Columnist Jeff German: Freedom dying, just to be safe
Tuesday, June 22, 2004 | 10:59 a.m.
On his Web site, Larry "Dudley" Hiibel has a quote from Benjamin Franklin that reads:
"They that can give up essential liberty to obtain a little temporary safety deserve neither liberty nor safety."
Hiibel is the Winnemucca rancher who lost a well-publicized national fight Monday to preserve his constitutional rights to privacy.
The U.S. Supreme Court, in a 5-4 decision, refused to overturn his misdemeanor conviction and $250 fine for not identifying himself during an encounter with a deputy sheriff in 2000. The deputy had suspected Hiibel was involved in a domestic dispute with his 17-year-old daughter.
The high court's ruling is just the latest in a series of blows to civil liberties in this country since Sept. 11.
Congress, state legislatures and the courts all have an attitude that being at war with terrorists means we have to give broad investigative authority to lawmen at the expense of the freedoms we enjoy so much.
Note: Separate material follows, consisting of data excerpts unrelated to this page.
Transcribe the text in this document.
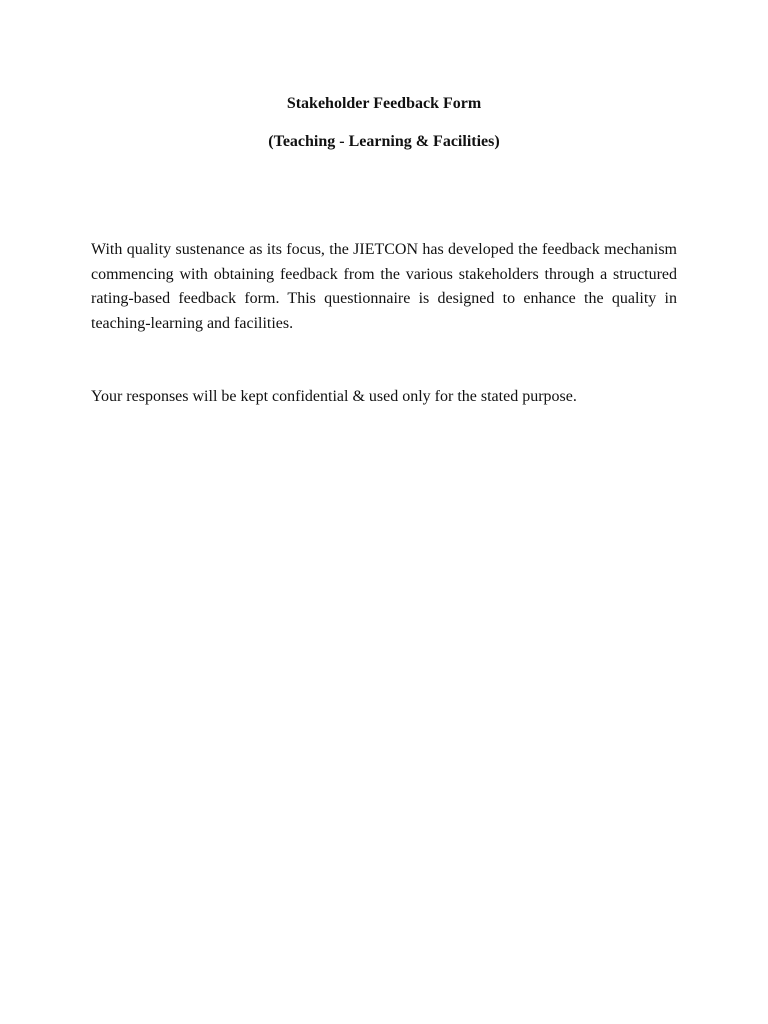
Stakeholder Feedback Form
(Teaching - Learning & Facilities)

With quality sustenance as its focus, the JIETCON has developed the feedback mechanism commencing with obtaining feedback from the various stakeholders through a structured rating-based feedback form. This questionnaire is designed to enhance the quality in teaching-learning and facilities.

Your responses will be kept confidential & used only for the stated purpose.
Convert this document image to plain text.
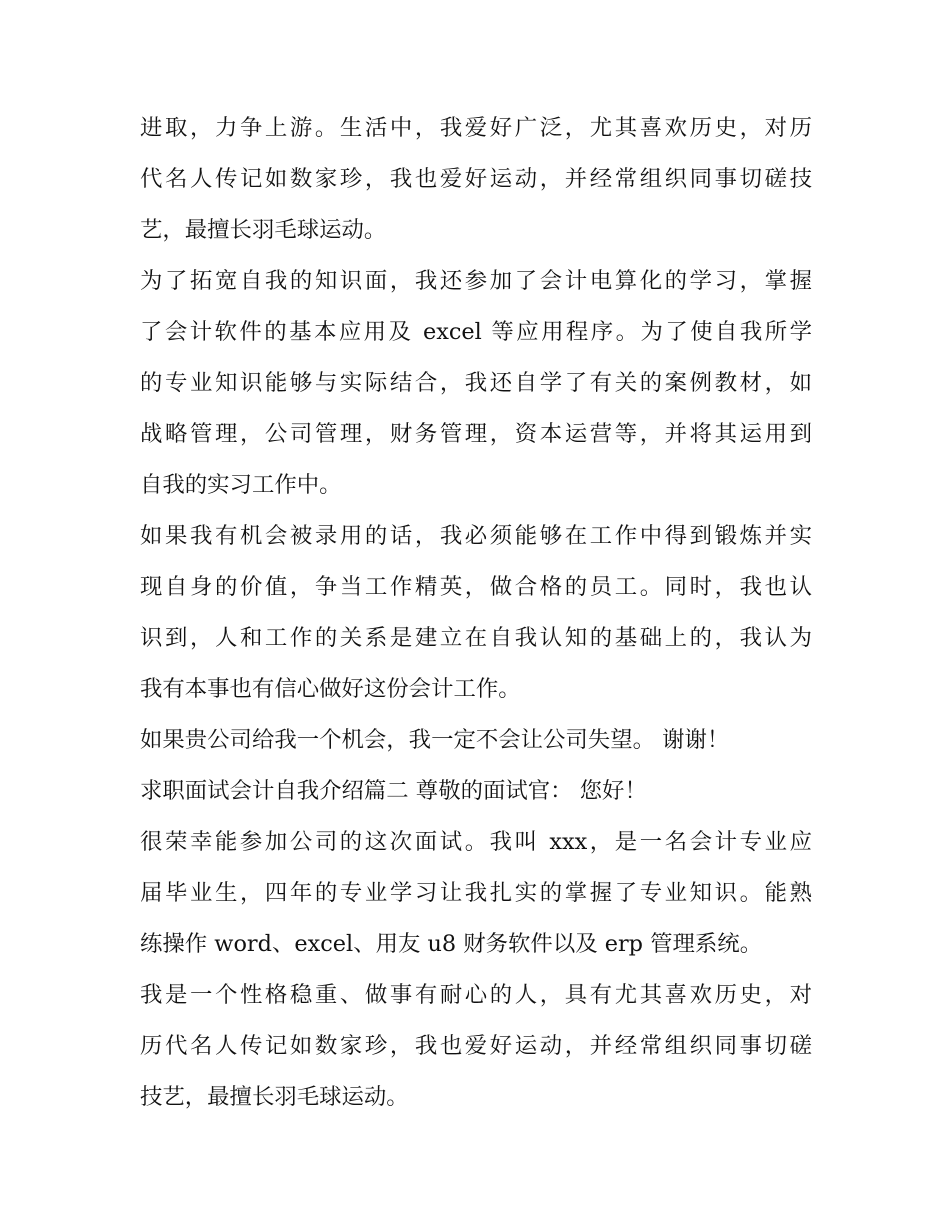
进取，力争上游。生活中，我爱好广泛，尤其喜欢历史，对历
代名人传记如数家珍，我也爱好运动，并经常组织同事切磋技
艺，最擅长羽毛球运动。
为了拓宽自我的知识面，我还参加了会计电算化的学习，掌握
了会计软件的基本应用及 excel 等应用程序。为了使自我所学
的专业知识能够与实际结合，我还自学了有关的案例教材，如
战略管理，公司管理，财务管理，资本运营等，并将其运用到
自我的实习工作中。
如果我有机会被录用的话，我必须能够在工作中得到锻炼并实
现自身的价值，争当工作精英，做合格的员工。同时，我也认
识到，人和工作的关系是建立在自我认知的基础上的，我认为
我有本事也有信心做好这份会计工作。
如果贵公司给我一个机会，我一定不会让公司失望。 谢谢！
求职面试会计自我介绍篇二 尊敬的面试官： 您好！
很荣幸能参加公司的这次面试。我叫 xxx，是一名会计专业应
届毕业生，四年的专业学习让我扎实的掌握了专业知识。能熟
练操作 word、excel、用友 u8 财务软件以及 erp 管理系统。
我是一个性格稳重、做事有耐心的人，具有尤其喜欢历史，对
历代名人传记如数家珍，我也爱好运动，并经常组织同事切磋
技艺，最擅长羽毛球运动。
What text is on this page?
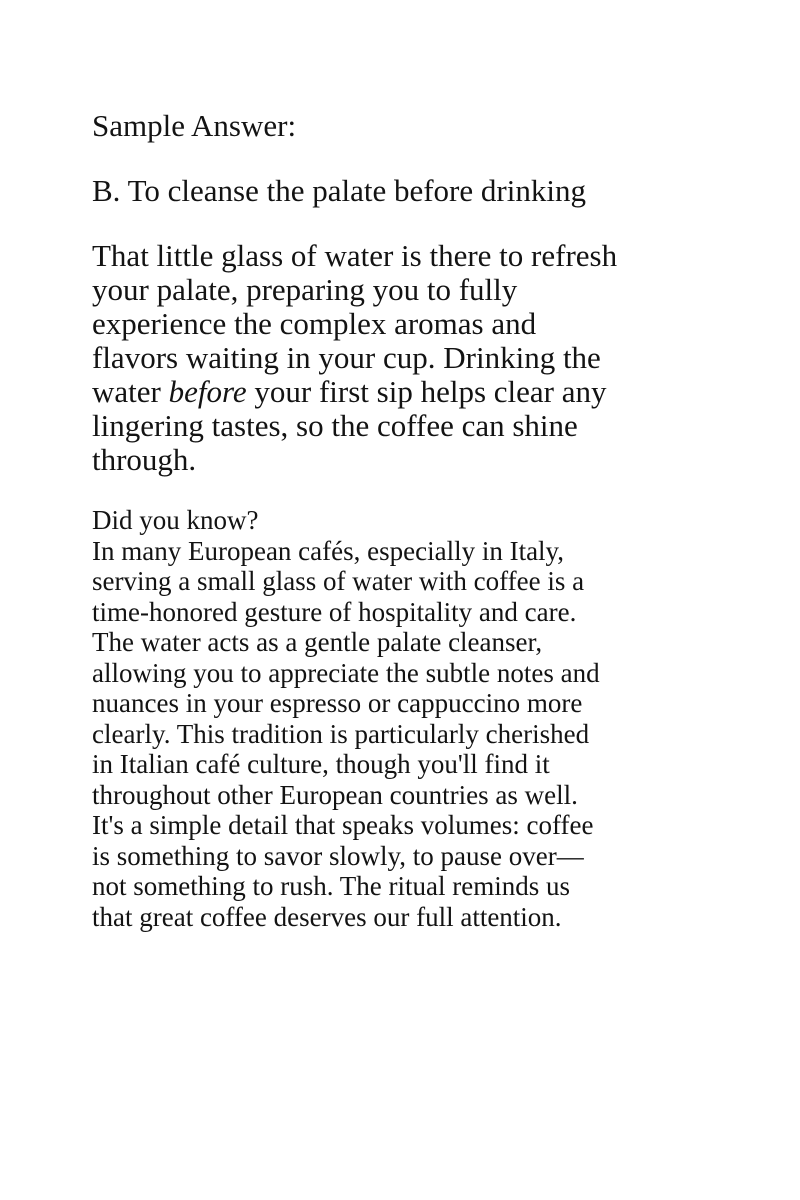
Sample Answer:
B. To cleanse the palate before drinking
That little glass of water is there to refresh
your palate, preparing you to fully
experience the complex aromas and
flavors waiting in your cup. Drinking the
water before your first sip helps clear any
lingering tastes, so the coffee can shine
through.
Did you know?
In many European cafés, especially in Italy,
serving a small glass of water with coffee is a
time-honored gesture of hospitality and care.
The water acts as a gentle palate cleanser,
allowing you to appreciate the subtle notes and
nuances in your espresso or cappuccino more
clearly. This tradition is particularly cherished
in Italian café culture, though you'll find it
throughout other European countries as well.
It's a simple detail that speaks volumes: coffee
is something to savor slowly, to pause over—
not something to rush. The ritual reminds us
that great coffee deserves our full attention.
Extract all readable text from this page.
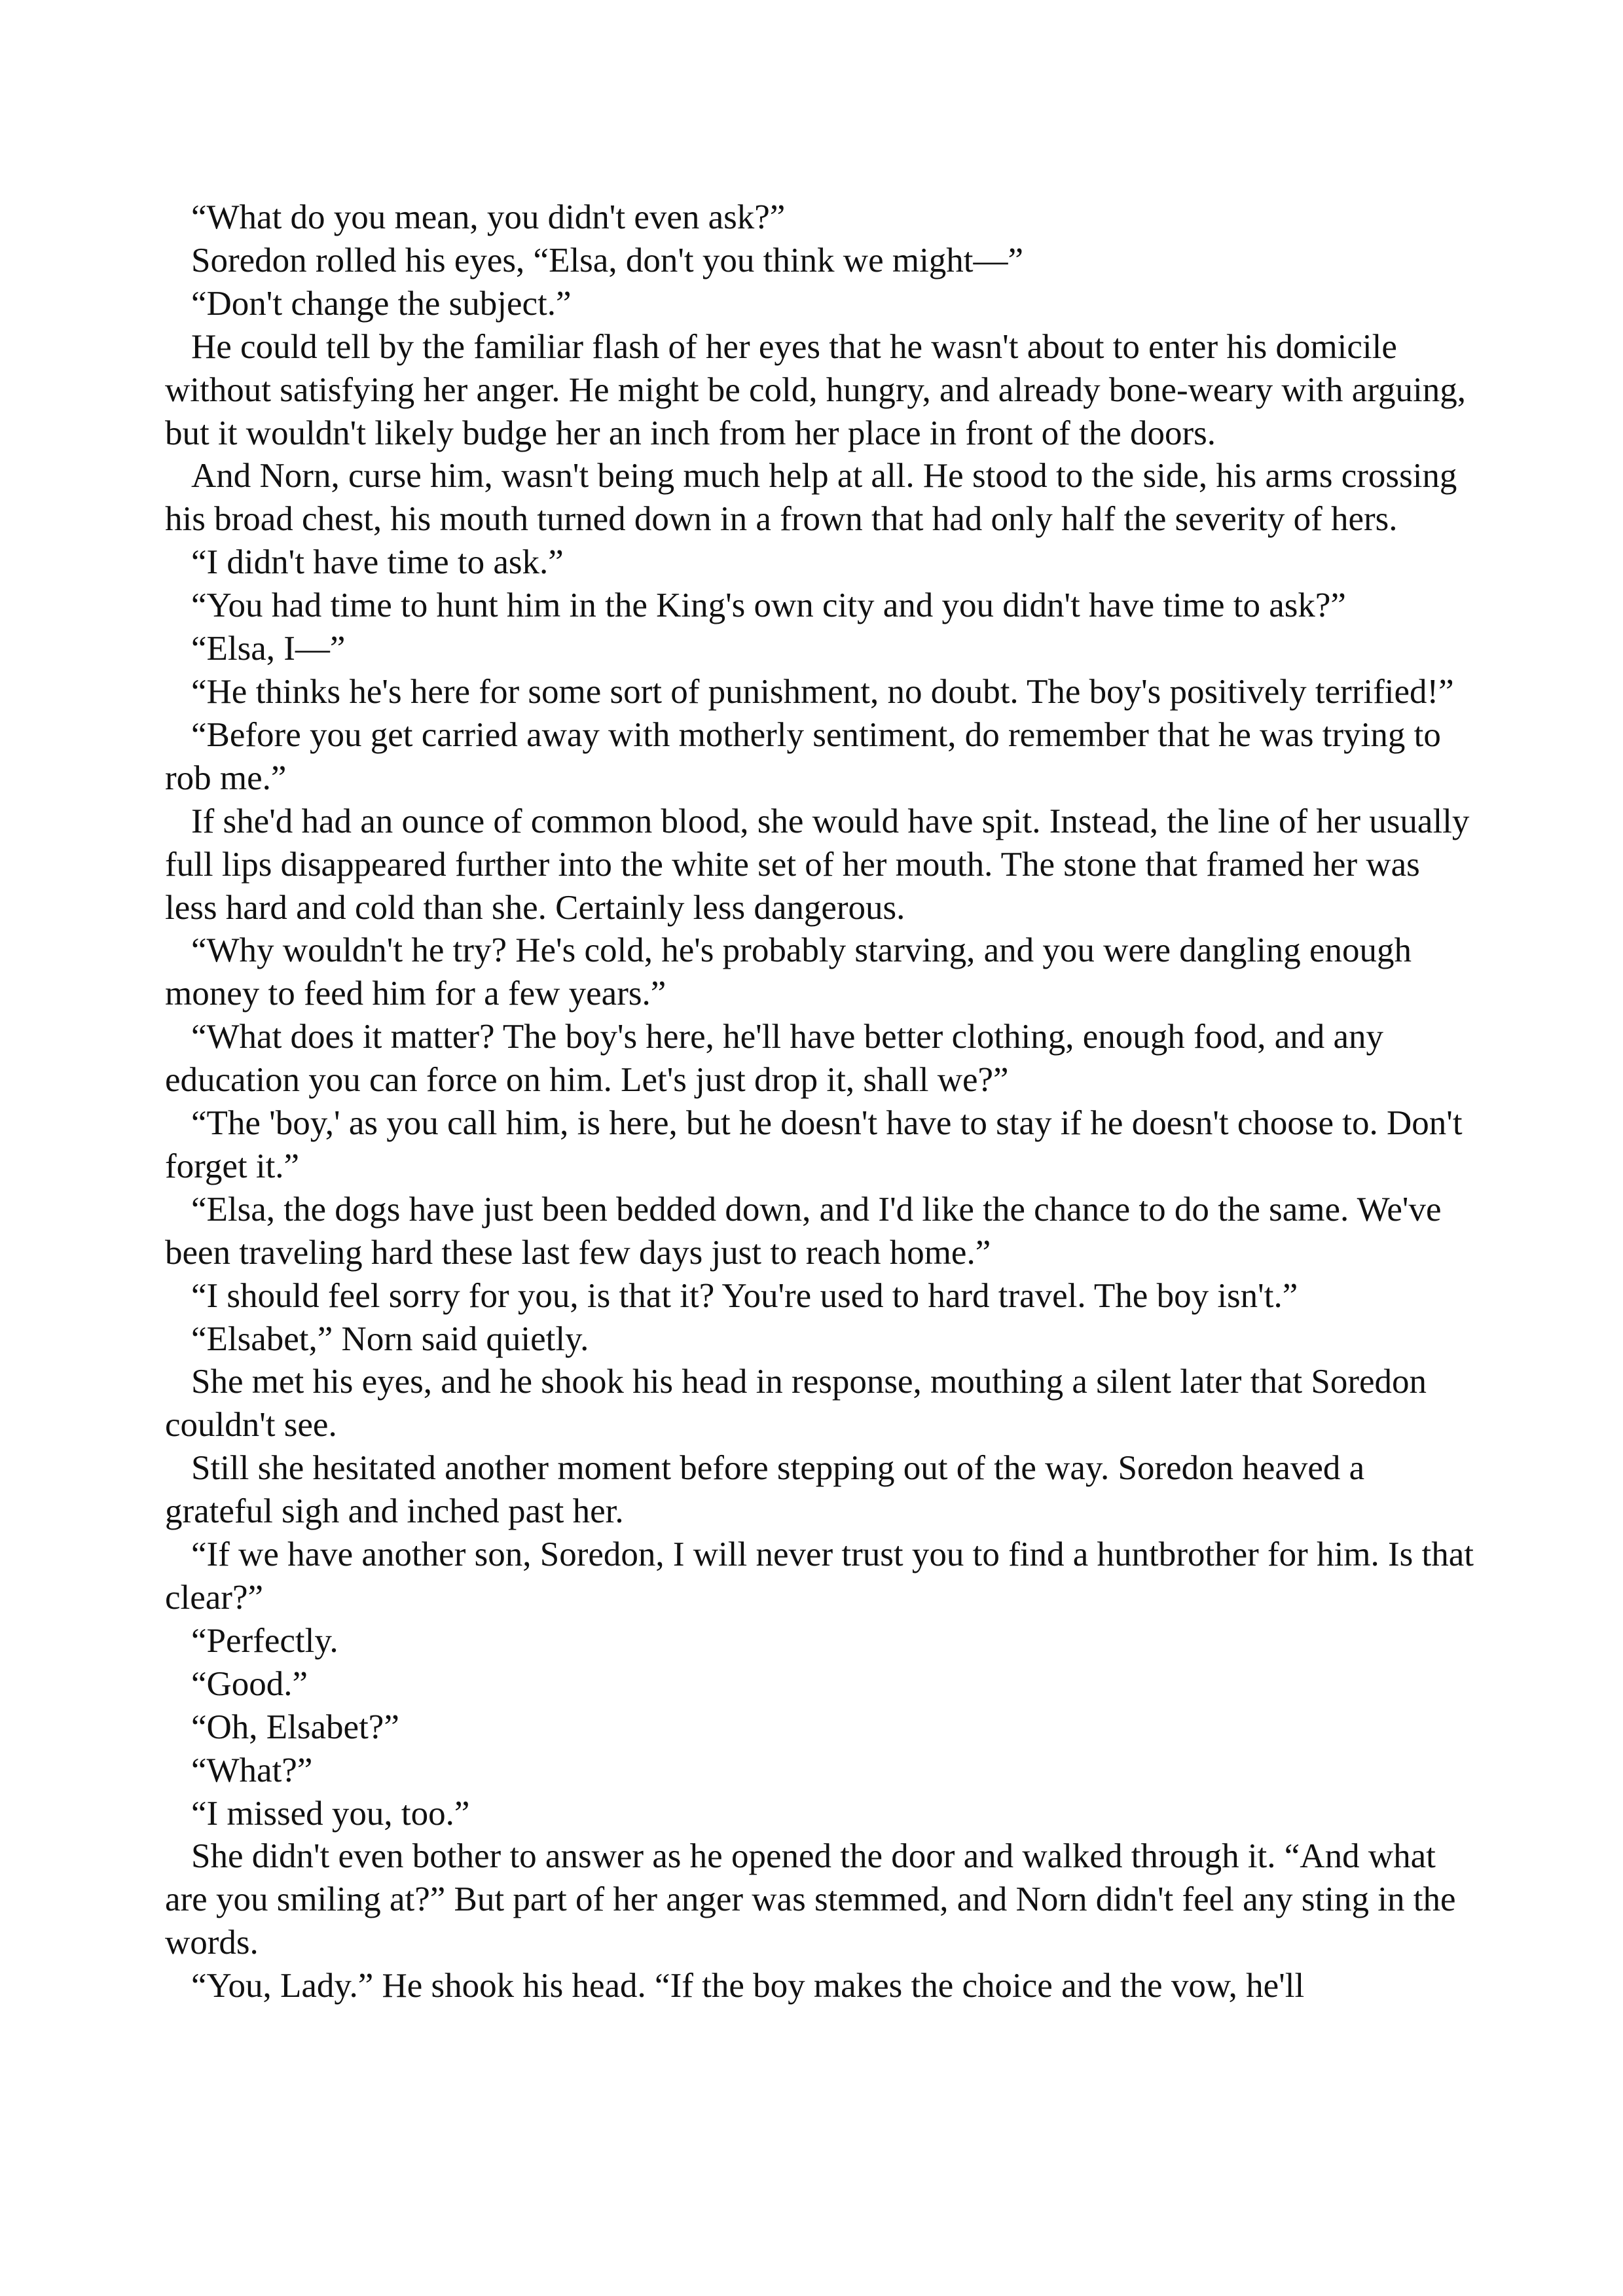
“What do you mean, you didn't even ask?”

Soredon rolled his eyes, “Elsa, don't you think we might—”

“Don't change the subject.”

He could tell by the familiar flash of her eyes that he wasn't about to enter his domicile without satisfying her anger. He might be cold, hungry, and already bone-weary with arguing, but it wouldn't likely budge her an inch from her place in front of the doors.

And Norn, curse him, wasn't being much help at all. He stood to the side, his arms crossing his broad chest, his mouth turned down in a frown that had only half the severity of hers.

“I didn't have time to ask.”

“You had time to hunt him in the King's own city and you didn't have time to ask?”

“Elsa, I—”

“He thinks he's here for some sort of punishment, no doubt. The boy's positively terrified!”

“Before you get carried away with motherly sentiment, do remember that he was trying to rob me.”

If she'd had an ounce of common blood, she would have spit. Instead, the line of her usually full lips disappeared further into the white set of her mouth. The stone that framed her was less hard and cold than she. Certainly less dangerous.

“Why wouldn't he try? He's cold, he's probably starving, and you were dangling enough money to feed him for a few years.”

“What does it matter? The boy's here, he'll have better clothing, enough food, and any education you can force on him. Let's just drop it, shall we?”

“The 'boy,' as you call him, is here, but he doesn't have to stay if he doesn't choose to. Don't forget it.”

“Elsa, the dogs have just been bedded down, and I'd like the chance to do the same. We've been traveling hard these last few days just to reach home.”

“I should feel sorry for you, is that it? You're used to hard travel. The boy isn't.”

“Elsabet,” Norn said quietly.

She met his eyes, and he shook his head in response, mouthing a silent later that Soredon couldn't see.

Still she hesitated another moment before stepping out of the way. Soredon heaved a grateful sigh and inched past her.

“If we have another son, Soredon, I will never trust you to find a huntbrother for him. Is that clear?”

“Perfectly.

“Good.”

“Oh, Elsabet?”

“What?”

“I missed you, too.”

She didn't even bother to answer as he opened the door and walked through it. “And what are you smiling at?” But part of her anger was stemmed, and Norn didn't feel any sting in the words.

“You, Lady.” He shook his head. “If the boy makes the choice and the vow, he'll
And lawmen are too willingly exploiting this sentiment.
The U.S. Justice Department doesn't think twice now about using a loophole in the post-Sept. 11 USA Patriot Act to investigate non-terrorism cases. FBI agents last October made Patriot Act requests for financial information on the targets of a Las Vegas political corruption probe.
Days before the big New Year's Eve bash on the Strip, agents on the lookout for terrorists took further advantage of their expanded powers. They obtained customer lists from Las Vegas hotels, airlines and car rental agencies simply by issuing administrative subpoenas that didn't require judicial approval. None of the businesses complained, even though it was an intrusion on the privacy of tens of thousands of tourists.
When it came time for the New Year's Eve festivities, Metro Police, without warrants, randomly searched the backpacks of partygoers on the barricaded Strip -- again in the name of homeland security. And few people questioned its legality.
Hiibel isn't a terrorist. But in its decision the high court upheld a 4-3 Nevada Supreme Court opinion in December 2002 that justified his conviction in part on grounds that police need broader powers in today's extraordinary anti-terrorism climate.
The Nevada justices said officers should have the ability to identify suspicious persons they detain to avoid letting terrorists slip through their fingers. If the questions the cops ask infringe on our constitutional rights to be left alone, tough luck.
The U.S. Supreme Court didn't dispute that opinion.
As a result, the Fifth Amendment right of all Americans to remain silent doesn't mean as much today as it did last week. We now can be charged with a crime for not giving an officer our name -- for literally doing nothing.
To Allen Lichtenstein, general counsel for the American Civil Liberties Union of Nevada, that's a "big step in the wrong direction" that is sure to leave the door open for further erosion of the principles that founded this country.
I wonder what we'll have to give up the next time we're stopped by a cop. Where we live? The names of our family members? How much we have in our bank accounts? What we had for dinner the night before?
Suddenly, I have this ugly feeling that the nation's highest court has posed a bigger threat to our liberty than the terrorists we're fighting.